Saint Stephen is an independent restaurant in the Germantown area in Nashville established in 2019. Cooper said whether it's an independent restaurant his size or a small mom-and-pop, they all need help from Congress.

"Restaurants that have been operating between a 3 to 7% profit margin, which is basically the average, are now working check by check," Cooper said. "We still have landlords to pay, electricity, all our utilities, our team and staff, insurances.
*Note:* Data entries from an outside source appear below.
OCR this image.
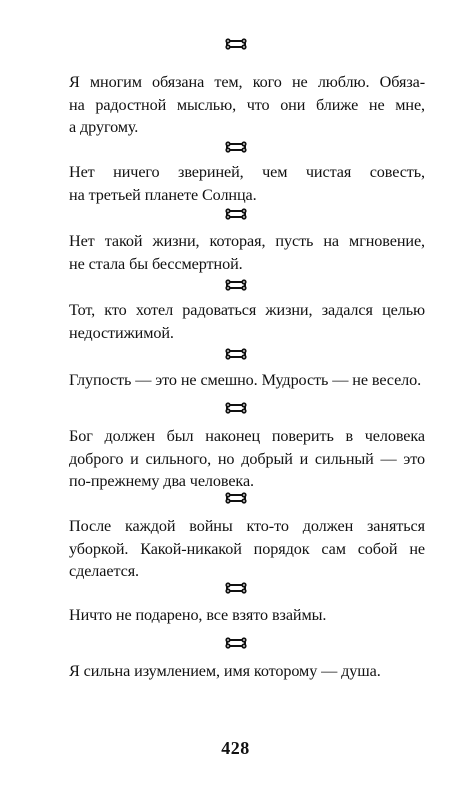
Я многим обязана тем, кого не люблю. Обяза-
на радостной мыслью, что они ближе не мне,
а другому.
Нет ничего звериней, чем чистая совесть,
на третьей планете Солнца.
Нет такой жизни, которая, пусть на мгновение,
не стала бы бессмертной.
Тот, кто хотел радоваться жизни, задался целью
недостижимой.
Глупость — это не смешно. Мудрость — не весело.
Бог должен был наконец поверить в человека
доброго и сильного, но добрый и сильный — это
по-прежнему два человека.
После каждой войны кто-то должен заняться
уборкой. Какой-никакой порядок сам собой не
сделается.
Ничто не подарено, все взято взаймы.
Я сильна изумлением, имя которому — душа.
428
All that stuff has actually gone up as well."

He added that his operating expenses "have gone up probably 12 to 15% since the pandemic."

"So, we're all as survivors, trying to survive the list, trying to figure out how to stay in operation," Cooper said. "And trying to make sure our teams still have roofs over their heads and paychecks every two weeks and also keep the doors open at the restaurant."

The almost $29 billion Restaurant Revitalization Fund created earlier this year ran out.

"Very few times in American history have individual and relatively small industries like this been singled out by Congress for help," U.S. Rep. Jim Cooper said. "But the restaurants and music venues were the first to close, the last to reopen, and the ones hardest hit in the pandemic. So, they need help. They need help now, and we're trying to get them that help."

Rep. Cooper, a supporter of that funding, is now pushing for the bipartisan Restaurant Revitalization Fund Replenishment Act. That act would add $60 billion to RRF.

"The $60 billion we're pushing hard for right now for our restaurants will be returned to taxpayers, to Americans many times over," Rep. Cooper said. "Some of our finest establishments are one of a kind, and that's why they are so awesome because they are able to build a market in normal times. But with a disease, with a pandemic, it's really been hard on them. It's unfair. It's not their fault. The money that's spent at hose establishments immediately goes back into the economy. It re-spent by everybody."

"We still need that funding. And the losses will generate and resonate for the next five years. But we're still losing money, and we're still not at a 100% capacity pre-pandemic," RJ Cooper added.

The federal financial support is something RJ said would keep what he describes as the fabric of communities across the country.

"What we're going to lose is walking out of your door to go to the mom-and-pop deli, or the bodega or the Taco truck or the small Indian restaurant," RJ Cooper said. "We're going to lose that in the next 18 months if there is not anybody to help lift us to support us."

At his restaurant Saint Stephen, RJ Cooper said they have had to be creative with surviving, including being open five days a week instead of seven. RJ Cooper said he doesn't think they'll return to seven days for a while.